Has the Parliament gone mad? She was not prepared for these restrictions. She and Uncle Peter, working late at night, fashioned language for the charter that would eject the Lusignans from England. The necessity of this is clear to her: Although Henry cannot—or will not—admit it, William de Valence and his brothers have caused nothing but harm. William has alienated Simon, whom, as she suspected, is proving to be a formidable foe. Although still waiting to be appointed archbishop of Westminster, Aymer acts as though he were king of the world, attacking anyone who challenges him. But Henry shrugs off every complaint.

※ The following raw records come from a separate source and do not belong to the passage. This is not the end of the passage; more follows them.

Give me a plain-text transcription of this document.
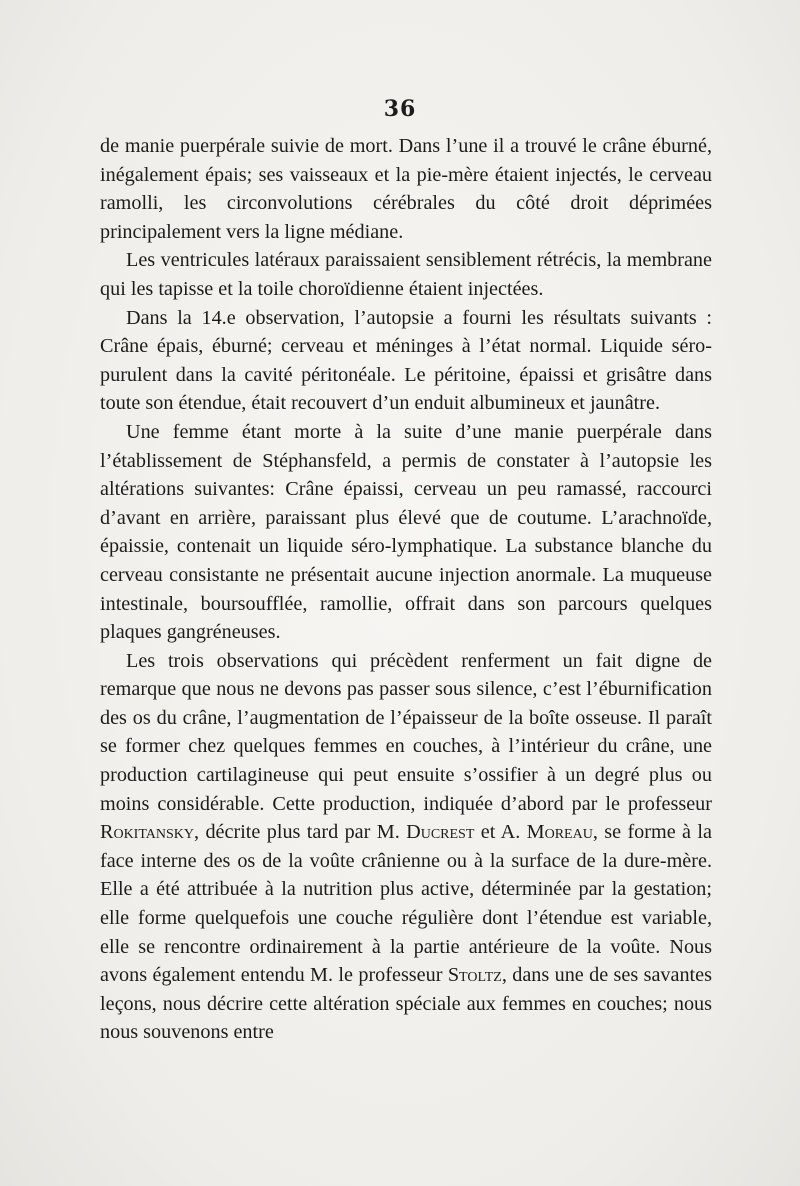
36

de manie puerpérale suivie de mort. Dans l’une il a trouvé le crâne éburné, inégalement épais; ses vaisseaux et la pie-mère étaient injectés, le cerveau ramolli, les circonvolutions cérébrales du côté droit déprimées principalement vers la ligne médiane.

Les ventricules latéraux paraissaient sensiblement rétrécis, la membrane qui les tapisse et la toile choroïdienne étaient injectées.

Dans la 14.e observation, l’autopsie a fourni les résultats suivants : Crâne épais, éburné; cerveau et méninges à l’état normal. Liquide séro-purulent dans la cavité péritonéale. Le péritoine, épaissi et grisâtre dans toute son étendue, était recouvert d’un enduit albumineux et jaunâtre.

Une femme étant morte à la suite d’une manie puerpérale dans l’établissement de Stéphansfeld, a permis de constater à l’autopsie les altérations suivantes: Crâne épaissi, cerveau un peu ramassé, raccourci d’avant en arrière, paraissant plus élevé que de coutume. L’arachnoïde, épaissie, contenait un liquide séro-lymphatique. La substance blanche du cerveau consistante ne présentait aucune injection anormale. La muqueuse intestinale, boursoufflée, ramollie, offrait dans son parcours quelques plaques gangréneuses.

Les trois observations qui précèdent renferment un fait digne de remarque que nous ne devons pas passer sous silence, c’est l’éburnification des os du crâne, l’augmentation de l’épaisseur de la boîte osseuse. Il paraît se former chez quelques femmes en couches, à l’intérieur du crâne, une production cartilagineuse qui peut ensuite s’ossifier à un degré plus ou moins considérable. Cette production, indiquée d’abord par le professeur Rokitansky, décrite plus tard par M. Ducrest et A. Moreau, se forme à la face interne des os de la voûte crânienne ou à la surface de la dure-mère. Elle a été attribuée à la nutrition plus active, déterminée par la gestation; elle forme quelquefois une couche régulière dont l’étendue est variable, elle se rencontre ordinairement à la partie antérieure de la voûte. Nous avons également entendu M. le professeur Stoltz, dans une de ses savantes leçons, nous décrire cette altération spéciale aux femmes en couches; nous nous souvenons entre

He is blind where his brothers are concerned. He denies they are influencing Edward against her.
I thought a mother loved her eldest child the most,
William said in his sneering tone. And in front of Edward, in front of everyone! As if, with Isabella of Angoulême for a mother, he knew anything about a mother’s love. Yet his tactics are succeeding. Edward has become sullen toward her, and he argues more and more vehemently with Henry. The Lusignans must go, and soon.

With these new demands attached to the charter, however, Eléonore wonders if she and Peter have betrayed the Crown. Henry is so angry at Peter for joining the opposition that he will not speak to him. Eléonore dare not inform him of her uncle’s true motive, which is to rid her of the Lusignan problem. She feigns outrage, too, and keeps her distance from Uncle Peter—in public.